Boscaini: «Anche a Verona si educhi a bere moderato»
VINO. Consumi tagliati dal codice della strada? C'è una soluzioneIl coordinatore tecnico della Masi propone il progetto del Trentino «7/10 in due si può»
Verso un consumo «intelligente» del vino. Una quota importante del vino consumato in Italia è nella ristorazione. A causa dell'interpretazione che viene data dalla gente alle norme sull'assunzione di alcolici sulla base del Codice della strada e di tutta la discussione sulla stampa, in due anni, il settore ha perso un terzo dei consumi. Conseguenze pesanti quindi per l'intera filiera della vitivinicoltura italiana. Ma la situazione appare rimediabile e a evidenziarlo è l'esperienza della Casa del Vino della Vallagarina, alla quale ha partecipato anche il coordinatore del gruppo tecnico Masi, Raffaele Boscaini. Il progetto roveretano, con cui sono già stati fatti 1.500 test, si chiama «7/10 in due si può» e ha dimostrato che due persone adulte possono tranquillamente rimanere sotto i limiti di legge di 0,5 g/l, bevendo (in certe condizioni), a pasto, una bottiglia da tre quarti. L'iniziativa, realizzata in collaborazione con la Polstrada di Trento e la Municipale di Rovereto, non nasconde le problematiche, ma vuole che si eviti di considerarsi a rischio quando si è in regola.

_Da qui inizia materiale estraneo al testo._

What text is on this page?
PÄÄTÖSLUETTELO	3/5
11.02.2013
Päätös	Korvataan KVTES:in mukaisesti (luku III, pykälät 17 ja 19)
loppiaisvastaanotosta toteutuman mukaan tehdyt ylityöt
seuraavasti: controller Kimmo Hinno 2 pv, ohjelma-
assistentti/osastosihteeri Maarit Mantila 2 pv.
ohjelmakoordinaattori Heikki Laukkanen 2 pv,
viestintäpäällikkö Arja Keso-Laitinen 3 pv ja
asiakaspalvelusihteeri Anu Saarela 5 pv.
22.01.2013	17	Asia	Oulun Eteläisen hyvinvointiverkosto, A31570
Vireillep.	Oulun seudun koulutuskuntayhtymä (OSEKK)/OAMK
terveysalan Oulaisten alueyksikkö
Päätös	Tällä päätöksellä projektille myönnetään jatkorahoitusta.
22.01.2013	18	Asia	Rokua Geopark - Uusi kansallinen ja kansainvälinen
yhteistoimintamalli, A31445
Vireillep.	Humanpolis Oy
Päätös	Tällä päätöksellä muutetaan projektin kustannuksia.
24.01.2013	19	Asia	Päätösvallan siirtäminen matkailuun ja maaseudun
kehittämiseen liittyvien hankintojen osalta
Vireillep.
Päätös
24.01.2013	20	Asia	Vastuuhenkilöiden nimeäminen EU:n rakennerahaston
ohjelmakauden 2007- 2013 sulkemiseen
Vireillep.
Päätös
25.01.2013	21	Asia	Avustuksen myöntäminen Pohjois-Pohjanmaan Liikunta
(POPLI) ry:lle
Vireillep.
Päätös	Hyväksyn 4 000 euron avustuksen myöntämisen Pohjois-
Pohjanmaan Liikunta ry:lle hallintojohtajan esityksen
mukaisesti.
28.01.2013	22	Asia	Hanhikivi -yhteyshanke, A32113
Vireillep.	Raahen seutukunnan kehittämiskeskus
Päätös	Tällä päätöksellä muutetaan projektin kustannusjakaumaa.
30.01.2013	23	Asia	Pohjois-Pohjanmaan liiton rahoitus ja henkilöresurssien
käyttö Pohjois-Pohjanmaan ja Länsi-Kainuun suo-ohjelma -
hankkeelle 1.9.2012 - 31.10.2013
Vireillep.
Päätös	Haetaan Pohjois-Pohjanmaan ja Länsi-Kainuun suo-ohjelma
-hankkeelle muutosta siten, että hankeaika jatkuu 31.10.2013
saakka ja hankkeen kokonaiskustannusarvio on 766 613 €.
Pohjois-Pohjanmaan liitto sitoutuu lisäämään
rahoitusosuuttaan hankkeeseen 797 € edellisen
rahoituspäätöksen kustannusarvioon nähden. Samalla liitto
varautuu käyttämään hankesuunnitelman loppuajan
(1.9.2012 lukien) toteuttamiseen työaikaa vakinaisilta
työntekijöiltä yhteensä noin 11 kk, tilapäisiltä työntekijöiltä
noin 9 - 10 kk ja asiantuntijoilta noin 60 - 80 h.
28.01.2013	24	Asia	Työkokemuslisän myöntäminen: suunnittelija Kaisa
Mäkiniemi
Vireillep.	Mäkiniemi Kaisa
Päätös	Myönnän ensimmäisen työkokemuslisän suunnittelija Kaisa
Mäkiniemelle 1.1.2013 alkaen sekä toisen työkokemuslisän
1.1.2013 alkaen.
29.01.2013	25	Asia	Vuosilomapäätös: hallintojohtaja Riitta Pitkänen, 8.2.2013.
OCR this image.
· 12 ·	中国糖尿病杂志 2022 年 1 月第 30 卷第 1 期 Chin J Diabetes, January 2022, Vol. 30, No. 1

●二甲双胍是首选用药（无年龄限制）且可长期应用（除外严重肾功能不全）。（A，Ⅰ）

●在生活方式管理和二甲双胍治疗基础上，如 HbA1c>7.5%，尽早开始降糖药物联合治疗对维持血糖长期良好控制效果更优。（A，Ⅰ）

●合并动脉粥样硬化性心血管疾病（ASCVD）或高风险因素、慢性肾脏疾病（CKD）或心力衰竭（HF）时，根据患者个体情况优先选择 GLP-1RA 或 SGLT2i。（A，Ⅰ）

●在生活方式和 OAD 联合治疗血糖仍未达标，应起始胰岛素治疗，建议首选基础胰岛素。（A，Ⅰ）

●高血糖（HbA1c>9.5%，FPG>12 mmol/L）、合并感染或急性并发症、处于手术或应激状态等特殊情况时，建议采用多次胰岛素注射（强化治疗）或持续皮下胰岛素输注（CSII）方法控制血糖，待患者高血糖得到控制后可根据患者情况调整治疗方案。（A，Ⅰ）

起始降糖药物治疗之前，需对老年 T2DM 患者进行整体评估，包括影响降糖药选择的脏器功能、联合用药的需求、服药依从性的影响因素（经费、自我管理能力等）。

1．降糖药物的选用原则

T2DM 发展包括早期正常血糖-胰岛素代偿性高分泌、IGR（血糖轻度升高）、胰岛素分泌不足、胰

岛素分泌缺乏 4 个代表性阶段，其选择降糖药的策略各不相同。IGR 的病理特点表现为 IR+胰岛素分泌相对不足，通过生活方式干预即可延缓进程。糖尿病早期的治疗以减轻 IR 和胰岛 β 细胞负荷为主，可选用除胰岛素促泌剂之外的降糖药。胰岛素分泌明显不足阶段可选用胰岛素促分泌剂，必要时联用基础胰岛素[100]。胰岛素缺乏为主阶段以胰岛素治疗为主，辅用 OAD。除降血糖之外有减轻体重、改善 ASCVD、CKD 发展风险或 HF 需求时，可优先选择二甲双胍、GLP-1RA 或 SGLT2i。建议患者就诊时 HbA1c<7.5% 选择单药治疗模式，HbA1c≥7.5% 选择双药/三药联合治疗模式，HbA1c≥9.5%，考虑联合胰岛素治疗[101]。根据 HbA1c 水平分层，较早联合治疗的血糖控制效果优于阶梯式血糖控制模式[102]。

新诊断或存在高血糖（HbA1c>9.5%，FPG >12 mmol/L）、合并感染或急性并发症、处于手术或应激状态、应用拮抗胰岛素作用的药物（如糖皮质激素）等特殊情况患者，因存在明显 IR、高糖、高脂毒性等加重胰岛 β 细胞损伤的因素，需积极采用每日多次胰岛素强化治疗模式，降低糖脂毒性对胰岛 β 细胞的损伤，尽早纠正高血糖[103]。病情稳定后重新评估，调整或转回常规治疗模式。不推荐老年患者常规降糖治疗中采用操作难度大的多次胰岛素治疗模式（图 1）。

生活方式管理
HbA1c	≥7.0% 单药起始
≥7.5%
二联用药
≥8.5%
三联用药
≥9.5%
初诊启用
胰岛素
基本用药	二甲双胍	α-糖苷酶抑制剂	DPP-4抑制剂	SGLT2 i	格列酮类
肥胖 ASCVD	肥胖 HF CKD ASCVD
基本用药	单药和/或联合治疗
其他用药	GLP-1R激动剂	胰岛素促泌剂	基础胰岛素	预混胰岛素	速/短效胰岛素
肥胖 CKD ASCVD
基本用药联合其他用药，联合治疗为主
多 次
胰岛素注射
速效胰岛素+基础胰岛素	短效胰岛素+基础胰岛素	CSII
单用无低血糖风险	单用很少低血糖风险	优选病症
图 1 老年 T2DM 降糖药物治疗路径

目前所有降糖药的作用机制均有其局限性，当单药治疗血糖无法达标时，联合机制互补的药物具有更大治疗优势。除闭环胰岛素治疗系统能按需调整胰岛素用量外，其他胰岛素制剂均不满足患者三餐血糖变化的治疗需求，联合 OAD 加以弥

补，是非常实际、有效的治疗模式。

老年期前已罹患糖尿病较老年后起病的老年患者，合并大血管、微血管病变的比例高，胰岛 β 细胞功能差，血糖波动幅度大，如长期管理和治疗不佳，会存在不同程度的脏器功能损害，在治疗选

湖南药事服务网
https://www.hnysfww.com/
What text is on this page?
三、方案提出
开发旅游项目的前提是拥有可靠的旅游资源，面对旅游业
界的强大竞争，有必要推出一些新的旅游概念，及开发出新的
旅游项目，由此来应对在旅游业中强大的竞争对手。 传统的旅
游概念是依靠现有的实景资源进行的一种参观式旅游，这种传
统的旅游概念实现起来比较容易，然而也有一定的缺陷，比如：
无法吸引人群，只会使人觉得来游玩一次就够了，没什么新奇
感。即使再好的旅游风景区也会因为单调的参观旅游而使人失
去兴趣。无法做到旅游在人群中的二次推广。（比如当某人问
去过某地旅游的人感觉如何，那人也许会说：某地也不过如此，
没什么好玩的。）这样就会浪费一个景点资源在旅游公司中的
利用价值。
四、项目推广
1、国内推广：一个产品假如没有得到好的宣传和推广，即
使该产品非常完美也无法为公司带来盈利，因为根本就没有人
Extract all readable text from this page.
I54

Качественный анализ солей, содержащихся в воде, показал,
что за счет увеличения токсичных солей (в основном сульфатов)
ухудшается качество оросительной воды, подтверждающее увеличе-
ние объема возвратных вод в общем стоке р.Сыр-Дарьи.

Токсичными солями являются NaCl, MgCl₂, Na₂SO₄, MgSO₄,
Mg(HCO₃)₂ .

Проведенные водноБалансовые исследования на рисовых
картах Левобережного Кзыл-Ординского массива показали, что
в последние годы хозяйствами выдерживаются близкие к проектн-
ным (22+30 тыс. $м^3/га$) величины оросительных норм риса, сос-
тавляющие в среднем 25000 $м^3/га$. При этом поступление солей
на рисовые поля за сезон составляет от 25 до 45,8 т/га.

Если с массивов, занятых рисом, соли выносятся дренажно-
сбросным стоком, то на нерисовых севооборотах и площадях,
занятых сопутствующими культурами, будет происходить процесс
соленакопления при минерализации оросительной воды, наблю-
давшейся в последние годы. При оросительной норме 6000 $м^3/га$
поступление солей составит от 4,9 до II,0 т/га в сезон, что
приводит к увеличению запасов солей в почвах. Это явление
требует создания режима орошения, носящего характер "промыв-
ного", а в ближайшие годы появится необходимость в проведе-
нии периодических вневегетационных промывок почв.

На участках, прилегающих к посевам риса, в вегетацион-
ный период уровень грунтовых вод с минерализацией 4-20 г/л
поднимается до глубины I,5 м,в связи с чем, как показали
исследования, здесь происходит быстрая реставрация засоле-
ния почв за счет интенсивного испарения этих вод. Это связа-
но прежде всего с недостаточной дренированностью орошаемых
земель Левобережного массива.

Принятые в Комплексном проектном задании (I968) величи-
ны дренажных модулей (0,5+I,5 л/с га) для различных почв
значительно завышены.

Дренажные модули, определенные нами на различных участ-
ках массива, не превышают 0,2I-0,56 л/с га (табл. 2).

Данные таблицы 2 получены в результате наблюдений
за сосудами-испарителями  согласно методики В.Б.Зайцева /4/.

L'ultimo esperimento ha visto una cinquantina di persone legate professionalmente al vino (compreso Raffaele Boscaini) consumare un menù con 4 portate accompagnato da alcoolici. Un consulente di Polizia ha illustrato gli aspetti medici e scientifici dell'iniziativa, mentre e la Municipale di Isera ha offerto il supporto tecnico dell'esperimento con test alcolometrico durante e a fine cena. «I risultati», ricorda Boscaini, «sono stati sorprendenti: soltanto un avventore aveva raggiunto a fine pasto un tasso alcolometrico che gli impediva di guidare». Ma aveva bevuto 8 bicchieri di vino e un grappino. In regola tutti gli altri con 4 bicchieri di media. Appare, chiaro che una persona adulta può permettersi di bere 3 bicchieri di vino durante un pasto in un'ora e mezza senza rischiare di essere trovato fuori norma. Ma, essendo la misurazione influenzata da fattori strettamente personali, risulta importante che il cliente possa verificare il tasso alcolico prima di uscire dal ristorante.
«Se non ho il contachilometri sull'auto», chiosa Boscaini, «rischio di andare pianissimo. Quella della Casa del vino», aggiunge, «è una iniziativa proattiva, che va oltre le sterili lamentele e le bugie di chi viene fermato sul quantitativo di vino bevuto. Si dimostra con i numeri che si può bere a tavola, come si è sempre fatto con tranquillità. È una iniziativa ripetibile anche da noi, nel veronese». F.R.